There’s No Last Place: The simple fact we often forget 

Success. The word has a different meaning to different people. In the poetry world, success can take shape in a number of different forms. To some people it’s getting up on stage and performing in front of a crowd, to others, it’s releasing their first collection. Some poets are happy developing their skills on a more private level and others just want to vent onto a page, never revealing that page to the world.

However you view success, everyone has their own idea of it and everyone is struggling to achieve it. When I began performing poetry my goal was simply to move people; to try and make them feel something from my words. Three years on, that’s still my goal, alongside developing my reading and writing knowledge.

Poetry opened so many doors for me, it gave me a whole new community and made me feel part of something, after spending so many years as a solo writer. However, the more I performed poetry, the more I found myself comparing myself to other poets. I would leave a gig thinking, ‘oh their delivery was so much better than mine’ or ‘the way they use imagery is far more advanced than me’.

A lot of the time art seems to be a combination of having an ego and the confidence to step onto the stage mixed with having the ability to be a massive quivering self-doubting mess on the floor. It’s a tricky line to walk! However, I’d gotten to the point where I’d created a competition in my head where I was coming in at last place all the time.

Now, don’t get me wrong, a bit of competition is healthy. It’s good to strive to be better and progress, but not at the expense of mental health. We all compare ourselves to other people and it’s easier than ever to do on social media. But it often makes us unhappy. As writers we can forget that crafting something takes time and that everyone wants different things from their work.
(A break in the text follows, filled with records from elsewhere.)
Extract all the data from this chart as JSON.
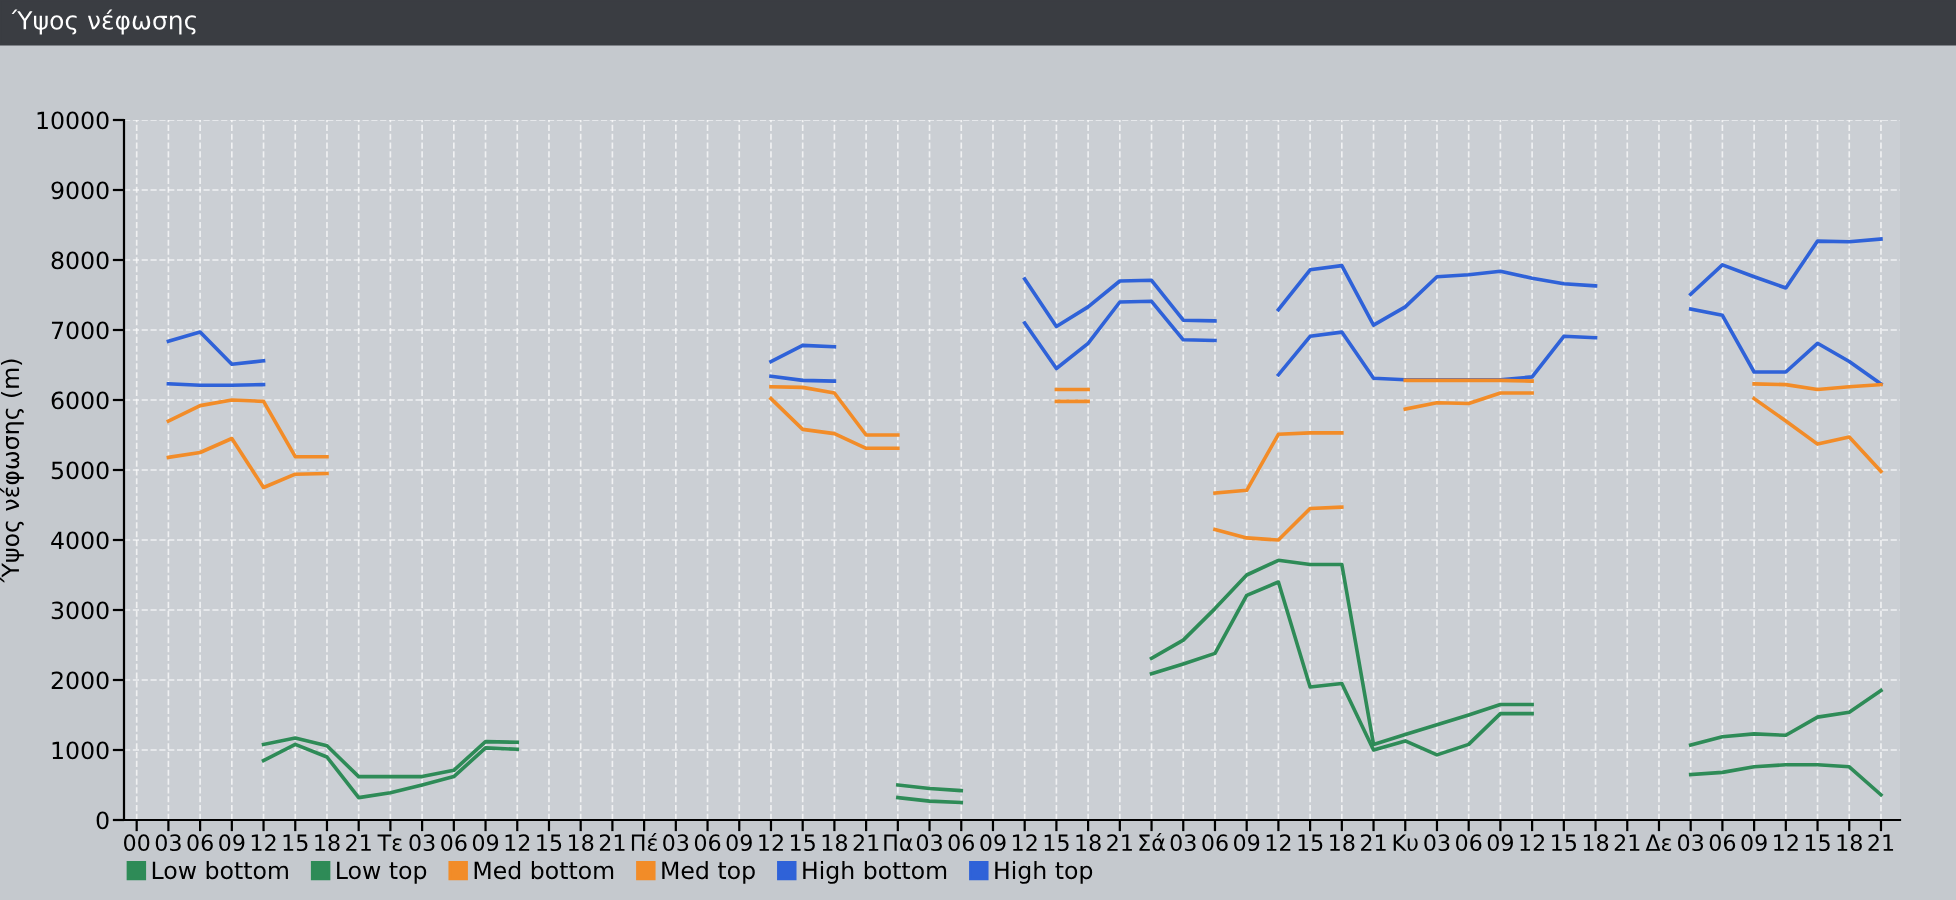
{
  "chart_data": {
    "type": "line",
    "title": "Ύψος νέφωσης",
    "ylabel": "Ύψος νέφωσης (m)",
    "categories": [
      "00",
      "03",
      "06",
      "09",
      "12",
      "15",
      "18",
      "21",
      "Τε",
      "03",
      "06",
      "09",
      "12",
      "15",
      "18",
      "21",
      "Πέ",
      "03",
      "06",
      "09",
      "12",
      "15",
      "18",
      "21",
      "Πα",
      "03",
      "06",
      "09",
      "12",
      "15",
      "18",
      "21",
      "Σά",
      "03",
      "06",
      "09",
      "12",
      "15",
      "18",
      "21",
      "Κυ",
      "03",
      "06",
      "09",
      "12",
      "15",
      "18",
      "21",
      "Δε",
      "03",
      "06",
      "09",
      "12",
      "15",
      "18",
      "21"
    ],
    "ylim": [
      0,
      10000
    ],
    "yticks": [
      0,
      1000,
      2000,
      3000,
      4000,
      5000,
      6000,
      7000,
      8000,
      9000,
      10000
    ],
    "grid": true,
    "legend": "bottom",
    "marker": "none",
    "line_style": "solid",
    "series": [
      {
        "name": "Low bottom",
        "color": "#2e8b57",
        "values": [
          null,
          null,
          null,
          null,
          850,
          1080,
          900,
          320,
          390,
          500,
          620,
          1030,
          1010,
          null,
          null,
          null,
          null,
          null,
          null,
          null,
          null,
          null,
          null,
          null,
          320,
          270,
          250,
          null,
          null,
          null,
          null,
          null,
          2090,
          2230,
          2380,
          3210,
          3400,
          1900,
          1950,
          1000,
          1130,
          930,
          1080,
          1520,
          1520,
          null,
          null,
          null,
          null,
          650,
          680,
          760,
          790,
          790,
          760,
          360
        ]
      },
      {
        "name": "Low top",
        "color": "#2e8b57",
        "values": [
          null,
          null,
          null,
          null,
          1080,
          1170,
          1060,
          620,
          620,
          620,
          710,
          1120,
          1110,
          null,
          null,
          null,
          null,
          null,
          null,
          null,
          null,
          null,
          null,
          null,
          500,
          450,
          420,
          null,
          null,
          null,
          null,
          null,
          2310,
          2570,
          3020,
          3500,
          3710,
          3650,
          3650,
          1080,
          1220,
          1360,
          1500,
          1650,
          1650,
          null,
          null,
          null,
          null,
          1070,
          1190,
          1230,
          1210,
          1470,
          1540,
          1850
        ]
      },
      {
        "name": "Med bottom",
        "color": "#f28c28",
        "values": [
          null,
          5180,
          5250,
          5450,
          4750,
          4940,
          4950,
          null,
          null,
          null,
          null,
          null,
          null,
          null,
          null,
          null,
          null,
          null,
          null,
          null,
          6020,
          5580,
          5520,
          5310,
          5310,
          null,
          null,
          null,
          null,
          5980,
          5980,
          null,
          null,
          null,
          4150,
          4030,
          4000,
          4450,
          4470,
          null,
          5870,
          5960,
          5950,
          6100,
          6100,
          null,
          null,
          null,
          null,
          null,
          null,
          6020,
          5700,
          5370,
          5470,
          4980
        ]
      },
      {
        "name": "Med top",
        "color": "#f28c28",
        "values": [
          null,
          5700,
          5920,
          6000,
          5980,
          5190,
          5190,
          null,
          null,
          null,
          null,
          null,
          null,
          null,
          null,
          null,
          null,
          null,
          null,
          null,
          6190,
          6180,
          6100,
          5500,
          5500,
          null,
          null,
          null,
          null,
          6150,
          6150,
          null,
          null,
          null,
          4670,
          4710,
          5510,
          5530,
          5530,
          null,
          6280,
          6280,
          6280,
          6280,
          6270,
          null,
          null,
          null,
          null,
          null,
          null,
          6230,
          6220,
          6150,
          6190,
          6220
        ]
      },
      {
        "name": "High bottom",
        "color": "#2f62d8",
        "values": [
          null,
          6230,
          6210,
          6210,
          6220,
          null,
          null,
          null,
          null,
          null,
          null,
          null,
          null,
          null,
          null,
          null,
          null,
          null,
          null,
          null,
          6340,
          6280,
          6270,
          null,
          null,
          null,
          null,
          null,
          7100,
          6450,
          6810,
          7400,
          7410,
          6860,
          6850,
          null,
          6360,
          6910,
          6970,
          6310,
          6290,
          6290,
          6290,
          6290,
          6330,
          6910,
          6890,
          null,
          null,
          7300,
          7210,
          6400,
          6400,
          6810,
          6550,
          6230
        ]
      },
      {
        "name": "High top",
        "color": "#2f62d8",
        "values": [
          null,
          6840,
          6970,
          6510,
          6560,
          null,
          null,
          null,
          null,
          null,
          null,
          null,
          null,
          null,
          null,
          null,
          null,
          null,
          null,
          null,
          6550,
          6780,
          6760,
          null,
          null,
          null,
          null,
          null,
          7730,
          7050,
          7330,
          7700,
          7710,
          7140,
          7130,
          null,
          7290,
          7860,
          7920,
          7070,
          7330,
          7760,
          7790,
          7840,
          7740,
          7660,
          7630,
          null,
          null,
          7510,
          7930,
          7760,
          7600,
          8270,
          8260,
          8300
        ]
      }
    ]
  }
}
A wise poet once said to me, don’t spend your life looking sideways. If you’re always comparing your work to other people’s or always focusing on other’s successes then how can you celebrate your own? Success isn’t a straight line, it’s a big squiggle that does up and down and round and round, does the hokey pokey then comes back.

I think we often forget that as poets, we’re different people and we have different strengths. There’s no point me comparing myself to some one like Luke Wright and thinking how unfunny I am, because I’m not trying to be funny!

It’s not about being the best poet or writer, because the act of writing and reading is totally subjective. It’s about being the best you can be.

We’re not in a poetry race and this isn’t some weird word game show.

If you’ve finally written a piece you’re happy with, feel good about yourself. If you’ve done your first open mic slot, feel good about yourself. If you’ve got something published, feel good about yourself. Celebrate yourself!

I always try and think of my life and achievements in years. When I’m feeling bad about myself I sit down and think, what did I do last year? Then I make a note of my achievements this year and find that I have always developed in some way. This is something that really works for me and for anyone lacking confidence, I’d advice you to do the same.

It’s so easy to think, I can’t do this or I haven’t done that, but looking at what you have done is what’s important. We often forget to focus on that.

The industrialist Henry Ford said: “Whether you think you can or whether you think you can’t, you’re right.”

I never used to understand that quote as a child. Finally, I do.